The impact is clear even in the most developed countries where poverty and social decay “represent a serious
threat to families, the shrinking middle class and in a particular way our
young people,” the pope said May 13.
The pope addressed business
leaders and experts in Catholic
social teaching, who were attending an international conference on
“business initiatives in the fight against poverty” sponsored by the Centesimus Annus Pro Pontifice Foundation.
Established
in 1993, the foundation seeks to promote the teaching of St.
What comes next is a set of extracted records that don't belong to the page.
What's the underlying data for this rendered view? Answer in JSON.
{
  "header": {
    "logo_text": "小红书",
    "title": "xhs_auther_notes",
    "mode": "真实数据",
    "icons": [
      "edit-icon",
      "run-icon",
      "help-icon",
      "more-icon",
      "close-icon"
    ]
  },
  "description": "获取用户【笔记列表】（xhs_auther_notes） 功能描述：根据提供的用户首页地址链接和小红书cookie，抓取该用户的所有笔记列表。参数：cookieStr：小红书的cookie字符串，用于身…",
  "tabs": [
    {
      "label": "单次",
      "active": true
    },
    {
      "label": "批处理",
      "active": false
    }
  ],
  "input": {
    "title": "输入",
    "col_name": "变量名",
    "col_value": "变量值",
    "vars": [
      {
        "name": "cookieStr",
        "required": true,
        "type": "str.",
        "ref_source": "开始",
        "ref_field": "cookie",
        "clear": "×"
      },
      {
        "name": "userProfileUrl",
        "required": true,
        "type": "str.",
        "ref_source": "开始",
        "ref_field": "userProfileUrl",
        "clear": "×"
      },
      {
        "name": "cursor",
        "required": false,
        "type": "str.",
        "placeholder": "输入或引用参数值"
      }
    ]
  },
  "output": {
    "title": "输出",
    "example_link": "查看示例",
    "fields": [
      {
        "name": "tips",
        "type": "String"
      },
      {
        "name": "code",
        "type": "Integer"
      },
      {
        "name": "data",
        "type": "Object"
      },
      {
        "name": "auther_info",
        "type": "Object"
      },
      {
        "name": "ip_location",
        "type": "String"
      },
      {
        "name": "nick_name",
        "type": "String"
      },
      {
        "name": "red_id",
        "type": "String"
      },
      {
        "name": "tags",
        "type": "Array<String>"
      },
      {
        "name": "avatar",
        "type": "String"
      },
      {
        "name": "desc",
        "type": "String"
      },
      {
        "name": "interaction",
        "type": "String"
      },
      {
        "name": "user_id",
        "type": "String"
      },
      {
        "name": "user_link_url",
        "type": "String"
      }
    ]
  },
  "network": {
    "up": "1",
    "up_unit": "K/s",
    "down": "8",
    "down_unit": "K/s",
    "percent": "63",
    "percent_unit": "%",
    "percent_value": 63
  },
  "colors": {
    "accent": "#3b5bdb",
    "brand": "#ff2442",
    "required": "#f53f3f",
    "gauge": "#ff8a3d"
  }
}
John Paul II’s 1991 encyclical on
social and economic justice.
Recalling
his recent visit to the Greek island of Lesbos, the pope said the refugee
crisis was “especially close to my heart,” adding that the
international community is challenged to “devise long-term political,
social and economic responses” to the situation that “affects the
entire human family.”
“The fight against
poverty is not merely a technical economic problem, but above all a moral one,
calling for global solidarity and the development of more equitable approaches
to the concrete needs and aspirations of individuals and peoples
worldwide,” he said.
Pope Francis encouraged the
business leaders attending the conference to build “the foundations for a
business and economic culture that is more inclusive and respectful of human
dignity.”
Youth unemployment, he continued,
is a scandal that must be addressed “first and foremost” not only in
economic terms, but as an urgent social ill that robs young people of hope and
squanders “their great resources of energy, creativity and vision.”
The pope encouraged Catholic
business leaders to generate new models of economic progress geared toward the
universal common good “in accordance with the values of God’s
kingdom.”
“Yours is in fact a
vocation at the service of human dignity and the building of a world of
authentic solidarity,” Pope Francis told them.